At the fair intersection, protesters circled up and gave speeches. Some spectators cheered the protesters. A street preacher was already present at the site, shouting at fairgoers about sin. Like so many who are conservatives first, and alleged men of faith second, he began to verbally attack protesters, trying to call the families of people killed by police “sinners” for protesting. The protesters asked him how Jesus would feel about police killings. He had no answer and handed over his microphone.

A lone Trump supporter stood pathetically repeating “All lives matter.” She was uninterested in any intelligent discussion, but her husband was interested in trying to create a physical altercation.

The return march saw cheers from passersby and community members joining the march, as well as threats and harassment from more Trump supporters. One woman tried to block the march, threw a bottle, swatted at, and clawed protesters. She was left trying to convince police to interfere with the protest as the march continued. The march ended at the starting location.

During the event, the crowd heard from supporting organizations and family members of those murdered by police.

Toshira Garraway Allen, whose partner was beaten to death by St. Paul police and then thrown in a dumpster, spoke to the harassment and intimidation of family members by the police after a police shooting. “After they do this to your loved ones, they sit outside your home - because you’re fighting for justice...imagine what that is like - imagine the fear, imagine the terror. Imagine the hurt and the pain that we are living with. I say this all the time, I would not wish this pain on my worst enemy.”

A member of the group Justice for Justine Damond Ruszczyk called out the inequity of the settlements for the families of Justine Damond and Jamar Clark. Clark, a Black man executed by Minneapolis police, received just 1% of the settlement that the family of Justine Damond, a white woman murdered by Minneapolis police, received. She also highlighted the flawed investigations of police killings by the Minnesota Bureau of Criminal Apprehension, which has repeatedly been called out for either fumbling investigations or assisting in covering up police killings.

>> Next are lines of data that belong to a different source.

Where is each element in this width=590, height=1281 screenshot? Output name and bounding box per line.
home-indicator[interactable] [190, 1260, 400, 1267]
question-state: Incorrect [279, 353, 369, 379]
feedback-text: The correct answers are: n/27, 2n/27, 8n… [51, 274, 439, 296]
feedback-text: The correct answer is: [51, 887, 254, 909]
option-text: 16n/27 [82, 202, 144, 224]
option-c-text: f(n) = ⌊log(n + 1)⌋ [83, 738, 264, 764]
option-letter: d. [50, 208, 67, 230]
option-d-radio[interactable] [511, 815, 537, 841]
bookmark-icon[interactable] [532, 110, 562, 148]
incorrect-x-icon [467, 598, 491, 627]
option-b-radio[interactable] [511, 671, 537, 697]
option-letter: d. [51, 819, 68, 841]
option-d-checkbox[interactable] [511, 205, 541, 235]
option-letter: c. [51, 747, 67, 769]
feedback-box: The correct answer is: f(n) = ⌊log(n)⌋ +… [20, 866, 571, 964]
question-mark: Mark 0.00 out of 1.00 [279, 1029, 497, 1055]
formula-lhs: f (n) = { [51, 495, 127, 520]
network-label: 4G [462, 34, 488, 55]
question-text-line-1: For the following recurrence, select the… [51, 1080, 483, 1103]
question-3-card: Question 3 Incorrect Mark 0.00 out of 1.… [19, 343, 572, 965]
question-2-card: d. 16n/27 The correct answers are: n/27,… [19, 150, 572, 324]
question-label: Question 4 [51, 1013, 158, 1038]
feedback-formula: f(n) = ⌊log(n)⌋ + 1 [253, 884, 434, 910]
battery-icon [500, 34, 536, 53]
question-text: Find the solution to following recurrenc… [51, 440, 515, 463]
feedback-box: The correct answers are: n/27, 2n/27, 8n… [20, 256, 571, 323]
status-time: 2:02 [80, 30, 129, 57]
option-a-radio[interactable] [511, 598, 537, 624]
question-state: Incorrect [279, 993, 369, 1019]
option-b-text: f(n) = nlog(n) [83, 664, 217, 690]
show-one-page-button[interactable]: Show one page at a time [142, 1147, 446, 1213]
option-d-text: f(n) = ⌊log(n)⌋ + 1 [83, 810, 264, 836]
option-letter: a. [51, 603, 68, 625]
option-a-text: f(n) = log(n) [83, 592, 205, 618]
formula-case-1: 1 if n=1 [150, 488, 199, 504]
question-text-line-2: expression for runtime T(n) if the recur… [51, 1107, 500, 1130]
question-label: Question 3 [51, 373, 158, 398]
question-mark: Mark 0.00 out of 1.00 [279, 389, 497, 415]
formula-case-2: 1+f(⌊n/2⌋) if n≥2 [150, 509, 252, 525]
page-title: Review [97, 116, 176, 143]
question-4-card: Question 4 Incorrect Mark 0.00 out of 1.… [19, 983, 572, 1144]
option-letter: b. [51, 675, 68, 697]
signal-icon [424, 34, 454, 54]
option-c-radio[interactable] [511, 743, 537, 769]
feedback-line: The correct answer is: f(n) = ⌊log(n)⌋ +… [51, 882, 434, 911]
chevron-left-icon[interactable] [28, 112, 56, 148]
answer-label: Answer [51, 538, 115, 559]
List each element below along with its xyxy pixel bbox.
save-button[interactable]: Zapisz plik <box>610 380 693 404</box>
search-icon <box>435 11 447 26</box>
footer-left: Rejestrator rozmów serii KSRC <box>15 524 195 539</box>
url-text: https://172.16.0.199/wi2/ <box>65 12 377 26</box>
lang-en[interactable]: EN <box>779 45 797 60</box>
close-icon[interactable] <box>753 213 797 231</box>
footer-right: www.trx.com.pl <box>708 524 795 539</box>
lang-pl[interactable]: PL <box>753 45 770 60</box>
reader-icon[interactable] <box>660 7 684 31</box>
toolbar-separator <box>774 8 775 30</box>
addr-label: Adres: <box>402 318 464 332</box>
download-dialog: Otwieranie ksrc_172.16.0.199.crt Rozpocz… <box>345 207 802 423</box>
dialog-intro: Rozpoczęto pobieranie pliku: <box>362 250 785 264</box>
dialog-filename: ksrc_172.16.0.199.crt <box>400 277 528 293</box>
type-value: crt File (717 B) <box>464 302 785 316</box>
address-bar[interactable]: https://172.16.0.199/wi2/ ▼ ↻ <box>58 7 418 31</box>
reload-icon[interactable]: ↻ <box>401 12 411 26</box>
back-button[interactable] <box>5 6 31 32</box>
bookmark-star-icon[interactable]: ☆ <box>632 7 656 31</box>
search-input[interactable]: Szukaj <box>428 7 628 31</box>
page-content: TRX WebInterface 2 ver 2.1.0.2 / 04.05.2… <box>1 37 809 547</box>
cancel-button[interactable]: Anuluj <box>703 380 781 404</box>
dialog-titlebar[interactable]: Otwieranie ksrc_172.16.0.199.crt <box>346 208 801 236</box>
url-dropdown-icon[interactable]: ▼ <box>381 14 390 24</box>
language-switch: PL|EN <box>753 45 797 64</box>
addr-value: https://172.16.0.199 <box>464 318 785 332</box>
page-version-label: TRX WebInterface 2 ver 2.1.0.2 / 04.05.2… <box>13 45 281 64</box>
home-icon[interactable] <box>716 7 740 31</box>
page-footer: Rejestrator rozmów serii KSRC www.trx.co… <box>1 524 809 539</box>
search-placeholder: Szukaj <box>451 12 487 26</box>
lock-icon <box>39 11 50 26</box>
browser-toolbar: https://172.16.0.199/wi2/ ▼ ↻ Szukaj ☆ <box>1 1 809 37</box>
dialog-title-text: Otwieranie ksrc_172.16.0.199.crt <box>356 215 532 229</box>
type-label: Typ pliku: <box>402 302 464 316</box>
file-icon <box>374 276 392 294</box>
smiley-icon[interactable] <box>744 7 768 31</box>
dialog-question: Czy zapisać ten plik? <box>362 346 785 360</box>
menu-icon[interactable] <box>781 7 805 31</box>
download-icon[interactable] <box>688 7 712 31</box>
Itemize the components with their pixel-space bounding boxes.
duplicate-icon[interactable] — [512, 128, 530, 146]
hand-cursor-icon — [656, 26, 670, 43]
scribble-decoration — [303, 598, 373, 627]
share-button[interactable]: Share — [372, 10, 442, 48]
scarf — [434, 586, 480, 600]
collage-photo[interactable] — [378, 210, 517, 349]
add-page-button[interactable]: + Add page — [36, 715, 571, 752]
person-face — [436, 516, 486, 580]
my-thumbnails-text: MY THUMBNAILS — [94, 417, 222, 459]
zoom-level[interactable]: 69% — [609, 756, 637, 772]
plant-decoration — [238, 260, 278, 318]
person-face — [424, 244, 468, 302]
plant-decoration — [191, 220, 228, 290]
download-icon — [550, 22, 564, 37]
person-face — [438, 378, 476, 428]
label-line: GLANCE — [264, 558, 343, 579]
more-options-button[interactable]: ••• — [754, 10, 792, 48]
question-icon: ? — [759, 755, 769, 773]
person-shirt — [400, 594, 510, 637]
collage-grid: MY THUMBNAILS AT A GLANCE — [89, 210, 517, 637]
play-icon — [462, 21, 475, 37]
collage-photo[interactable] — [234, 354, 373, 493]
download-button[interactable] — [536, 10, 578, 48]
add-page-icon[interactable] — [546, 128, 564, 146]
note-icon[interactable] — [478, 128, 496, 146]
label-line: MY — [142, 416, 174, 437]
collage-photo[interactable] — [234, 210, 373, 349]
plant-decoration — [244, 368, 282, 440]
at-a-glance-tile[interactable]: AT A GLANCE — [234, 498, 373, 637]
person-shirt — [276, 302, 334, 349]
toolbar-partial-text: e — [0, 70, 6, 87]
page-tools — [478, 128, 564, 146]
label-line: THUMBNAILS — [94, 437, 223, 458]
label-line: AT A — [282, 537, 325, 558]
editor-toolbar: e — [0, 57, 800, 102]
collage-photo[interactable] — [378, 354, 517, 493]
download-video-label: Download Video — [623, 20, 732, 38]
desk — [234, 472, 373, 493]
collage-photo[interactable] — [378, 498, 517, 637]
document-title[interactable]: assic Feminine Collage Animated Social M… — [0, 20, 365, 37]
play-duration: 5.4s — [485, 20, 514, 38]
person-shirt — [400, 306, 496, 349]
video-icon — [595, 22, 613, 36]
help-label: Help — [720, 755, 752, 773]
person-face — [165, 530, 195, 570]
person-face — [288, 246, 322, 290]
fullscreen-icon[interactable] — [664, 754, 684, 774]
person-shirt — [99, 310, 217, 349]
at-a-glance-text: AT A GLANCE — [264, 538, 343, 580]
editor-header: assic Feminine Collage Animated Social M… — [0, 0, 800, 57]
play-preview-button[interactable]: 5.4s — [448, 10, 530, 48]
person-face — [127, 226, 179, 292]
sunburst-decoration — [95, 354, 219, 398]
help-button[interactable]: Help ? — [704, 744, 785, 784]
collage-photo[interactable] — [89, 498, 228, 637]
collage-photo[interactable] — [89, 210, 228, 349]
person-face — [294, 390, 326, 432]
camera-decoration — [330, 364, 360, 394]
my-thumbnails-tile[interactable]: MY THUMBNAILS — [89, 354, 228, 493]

John Thompson, a friend of Philando Castile and member of The New North, responded to a reporter's question as to why the protesters choose to disrupt the state fair, “Why are doing it tonight on the night of the fair? Because it’s just not fair in the state of Minnesota that we have to come and march up and down the street for brothers and sisters that had bullets put in them by the police. It’s not fair how they treat Black people as opposed to white people in this state.”

Kent Mori, of the Anti-War Committee, spoke to the relationship between U.S. militarism and police violence against people of color, “If you look at the tactics they use, they use tactics out of aparthied Israel, right out of the Jim Crow South; and now they are implemented those same tactics on the border.”

Andre Friedman, a friend of Thurman Blevins, who was gunned down by Minneapolis police last summer, said, “Our politicians leave people devalued. I as a resident, I as a voter, and very importantly, I as a Black man, will not stand by while my neighbors, my community, is left devalued and gunned down.” Friedman called out Minneapolis Mayor Jacob Frey, who has avoided meeting with community members and refused to take action on police violence, calling him “Jacob Fraud.”

Sumaya Aden, sister of Isak Aden, who was killed by police officers in July, said “It’s a system put in place to constantly keep us down. They’ve already made my brother into a statistic. We’re here in solidarity with all the families who have gone through what we’re going through. We understand your pain, and we’re here to make sure nobody else goes through what we’re going through.”

Daphne Brown, of Twin Cities Coalition for Justice 4 Jamar, “We are working to get community control of the police. With Minneapolis Police Accountability Council, we’ll be able to rewrite the police rulebook. We’ll be able to hire and fire officers we want in our community.”